Websites that allow students to access completed essays and papers are currently under legal attack, with several lawsuits underway against prominent distributors.
Commonly called “paper mills,” the sites provide written pieces for download, often without permission from their authors. Use of these sites is considered plagiarism at the University of Wisconsin.
Chad Weidner, an English professor at Roosevelt Academy in the Netherlands, and his affiliate Karolien Walravens are currently involved in a lawsuit against paper distributer R2C2 Inc. and owner Rusty Carroll.
The suit was filed in 2006 when R2C2 Inc. was found to be distributing term papers online without permission, bringing into question the use of technology in “borrowing others work.”
Weidner said in and e-mail to The Badger Herald he ideally hopes for a chilling effect on the term paper business as the case progresses.
Weidner, a victim of the online paper distributor when they gave out his paper without his permission, emphasized the importance of scholarly research.
“I think it is important to teach students that there are no shortcuts, and that real research is both time consuming and difficult,” Weidner said in the e-mail. “To think that there is some kind of quick fix, be it a paper sold online, a paper borrowed from a peer or creative rewriting of an academic’s work is just unacceptable.”
Copyright infringement is also a common method of plagiarism. According to the UW System legal counsel, copyright law, “copyrights protect original works of authorship fixed in any tangible medium of expression.”
“It is not so different from selling pirated DVDs or CDs,” Weidner said. “The financial threshold might be lower than the latest blockbuster film, but the ethical dimension is perhaps even greater.”

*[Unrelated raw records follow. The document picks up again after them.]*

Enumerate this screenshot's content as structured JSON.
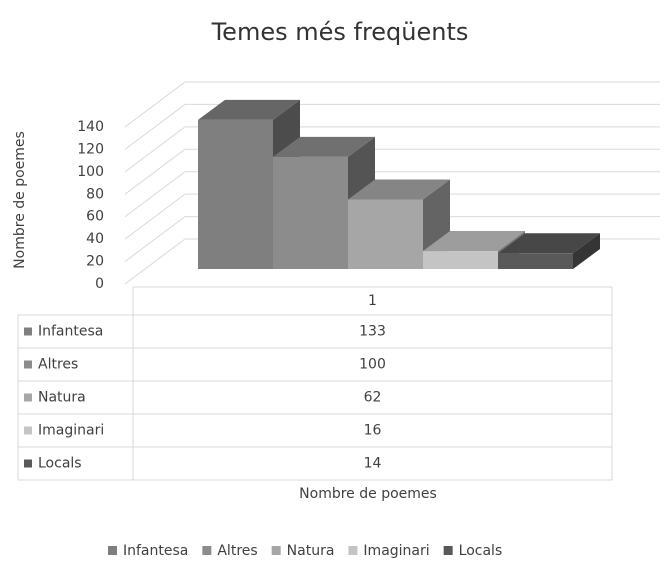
{
  "chart_data": {
    "type": "bar3d",
    "title": "Temes més freqüents",
    "y_label": "Nombre de poemes",
    "x_label": "Nombre de poemes",
    "categories": [
      "1"
    ],
    "series": [
      {
        "name": "Infantesa",
        "color": "#7f7f7f",
        "values": [
          133
        ]
      },
      {
        "name": "Altres",
        "color": "#8c8c8c",
        "values": [
          100
        ]
      },
      {
        "name": "Natura",
        "color": "#a6a6a6",
        "values": [
          62
        ]
      },
      {
        "name": "Imaginari",
        "color": "#c4c4c4",
        "values": [
          16
        ]
      },
      {
        "name": "Locals",
        "color": "#595959",
        "values": [
          14
        ]
      }
    ],
    "ylim": [
      0,
      140
    ],
    "yticks": [
      0,
      20,
      40,
      60,
      80,
      100,
      120,
      140
    ],
    "grid": true,
    "legend": "bottom",
    "data_table": true
  }
}
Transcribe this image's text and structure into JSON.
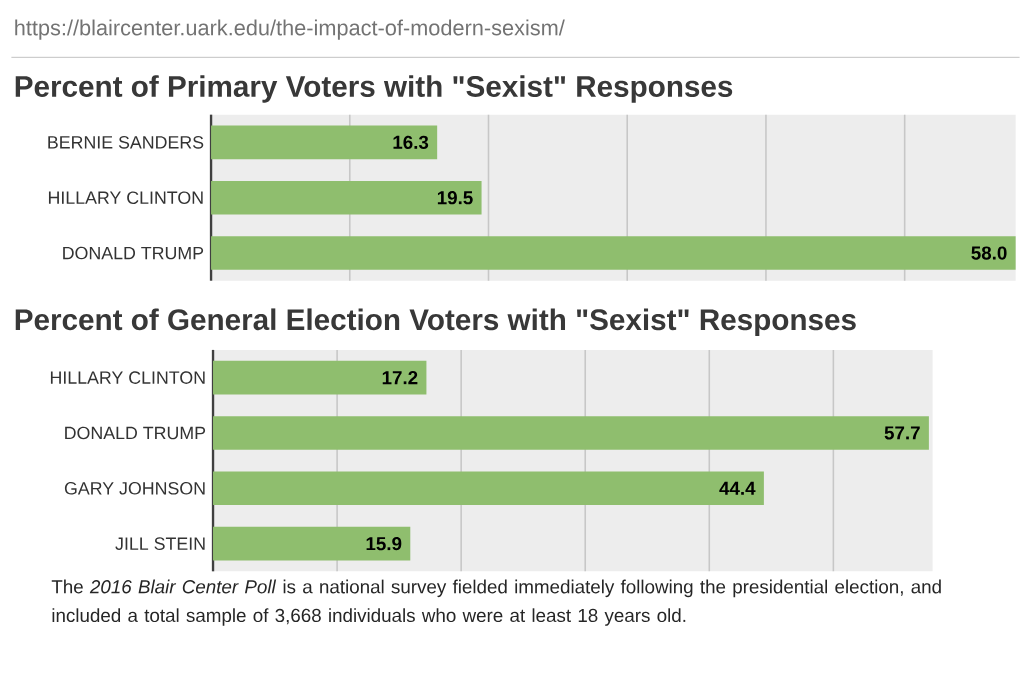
{
  "chart_data": [
    {
      "type": "bar",
      "orientation": "horizontal",
      "title": "Percent of Primary Voters with \"Sexist\" Responses",
      "categories": [
        "BERNIE SANDERS",
        "HILLARY CLINTON",
        "DONALD TRUMP"
      ],
      "values": [
        16.3,
        19.5,
        58.0
      ],
      "value_labels": [
        "16.3",
        "19.5",
        "58.0"
      ],
      "color": "#8fbe6e",
      "xlim": [
        0,
        58
      ],
      "xticks": [
        {
          "value": 10,
          "label": null
        },
        {
          "value": 20,
          "label": null
        },
        {
          "value": 30,
          "label": null
        },
        {
          "value": 40,
          "label": null
        },
        {
          "value": 50,
          "label": null
        }
      ],
      "grid": "x",
      "tick_labels": "y",
      "annotations": [
        "https://blaircenter.uark.edu/the-impact-of-modern-sexism/"
      ]
    },
    {
      "type": "bar",
      "orientation": "horizontal",
      "title": "Percent of General Election Voters with \"Sexist\" Responses",
      "categories": [
        "HILLARY CLINTON",
        "DONALD TRUMP",
        "GARY JOHNSON",
        "JILL STEIN"
      ],
      "values": [
        17.2,
        57.7,
        44.4,
        15.9
      ],
      "value_labels": [
        "17.2",
        "57.7",
        "44.4",
        "15.9"
      ],
      "color": "#8fbe6e",
      "xlim": [
        0,
        58
      ],
      "xticks": [
        {
          "value": 10,
          "label": null
        },
        {
          "value": 20,
          "label": null
        },
        {
          "value": 30,
          "label": null
        },
        {
          "value": 40,
          "label": null
        },
        {
          "value": 50,
          "label": null
        }
      ],
      "grid": "x",
      "tick_labels": "y",
      "annotations": [
        "The *2016 Blair Center Poll* is a national survey fielded immediately following the presidential election, and included a total sample of 3,668 individuals who were at least 18 years old."
      ]
    }
  ]
}
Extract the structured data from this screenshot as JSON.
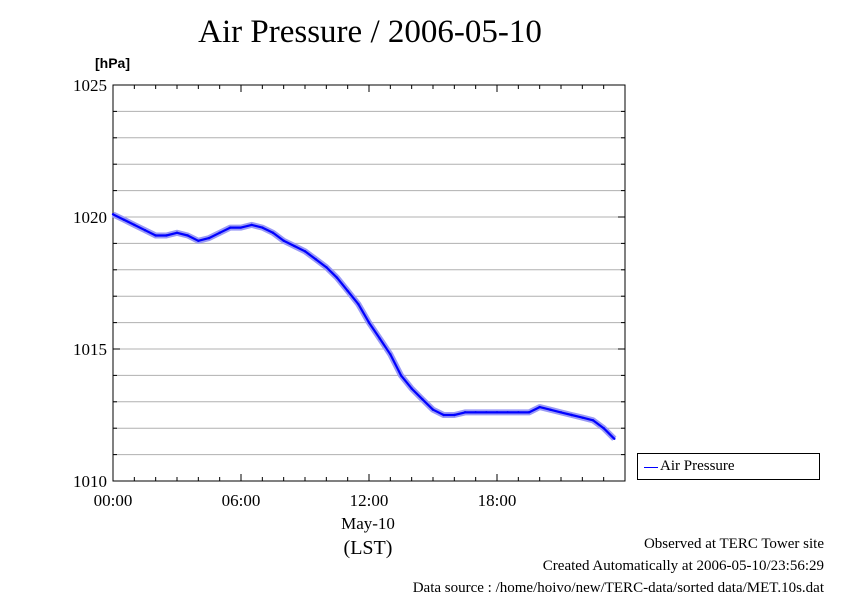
{
  "chart_data": {
    "type": "line",
    "title": "Air Pressure / 2006-05-10",
    "ylabel": "[hPa]",
    "ylim": [
      1010,
      1025
    ],
    "yticks": [
      "1010",
      "1015",
      "1020",
      "1025"
    ],
    "xlim": [
      0,
      24
    ],
    "xticks": [
      "00:00",
      "06:00",
      "12:00",
      "18:00"
    ],
    "xlabel_date": "May-10",
    "xlabel_tz": "(LST)",
    "grid": true,
    "legend_position": "bottom-right outside",
    "series": [
      {
        "name": "Air Pressure",
        "color": "#0000ff",
        "x": [
          0,
          0.5,
          1,
          1.5,
          2,
          2.5,
          3,
          3.5,
          4,
          4.5,
          5,
          5.5,
          6,
          6.5,
          7,
          7.5,
          8,
          8.5,
          9,
          9.5,
          10,
          10.5,
          11,
          11.5,
          12,
          12.5,
          13,
          13.5,
          14,
          14.5,
          15,
          15.5,
          16,
          16.5,
          17,
          17.5,
          18,
          18.5,
          19,
          19.5,
          20,
          20.5,
          21,
          21.5,
          22,
          22.5,
          23,
          23.5
        ],
        "y": [
          1020.1,
          1019.9,
          1019.7,
          1019.5,
          1019.3,
          1019.3,
          1019.4,
          1019.3,
          1019.1,
          1019.2,
          1019.4,
          1019.6,
          1019.6,
          1019.7,
          1019.6,
          1019.4,
          1019.1,
          1018.9,
          1018.7,
          1018.4,
          1018.1,
          1017.7,
          1017.2,
          1016.7,
          1016.0,
          1015.4,
          1014.8,
          1014.0,
          1013.5,
          1013.1,
          1012.7,
          1012.5,
          1012.5,
          1012.6,
          1012.6,
          1012.6,
          1012.6,
          1012.6,
          1012.6,
          1012.6,
          1012.8,
          1012.7,
          1012.6,
          1012.5,
          1012.4,
          1012.3,
          1012.0,
          1011.6
        ]
      }
    ]
  },
  "footer": {
    "line1": "Observed at TERC Tower site",
    "line2": "Created Automatically at 2006-05-10/23:56:29",
    "line3": "Data source : /home/hoivo/new/TERC-data/sorted  data/MET.10s.dat"
  }
}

Robert Dreschel, a professor of journalism and mass communication at UW, finds this practice to be “fundamentally a form of cheating” when applied to assignments.
He added while it may not strictly be plagiarism, acquiring papers from another source and using them at a school or university is a violation of academic integrity.
“If you plagiarize something and the material is copyrighted, you could be sued for copyright infringement,” Dreschel said.
The increase in students’ access to technology is also a factor for accessing plagiarized material. Dreschel said technology makes it easier than ever for people to find materials.
“One way to look at plagiarism is [if] you pass somebody’s [work] off as your own without their knowledge, but these [paper mill] websites bill themselves as helping you do research,” Dreschel said.
Weidner said he finds the Internet is more at fault for inhibiting students’ motivation for individual research and writing.
“Universities will need to find ways to reinvent assignments so that students are inspired to do original work,” Weidner said. “At the same time, the legal system needs to catch up, as is the case with so many modern developments.”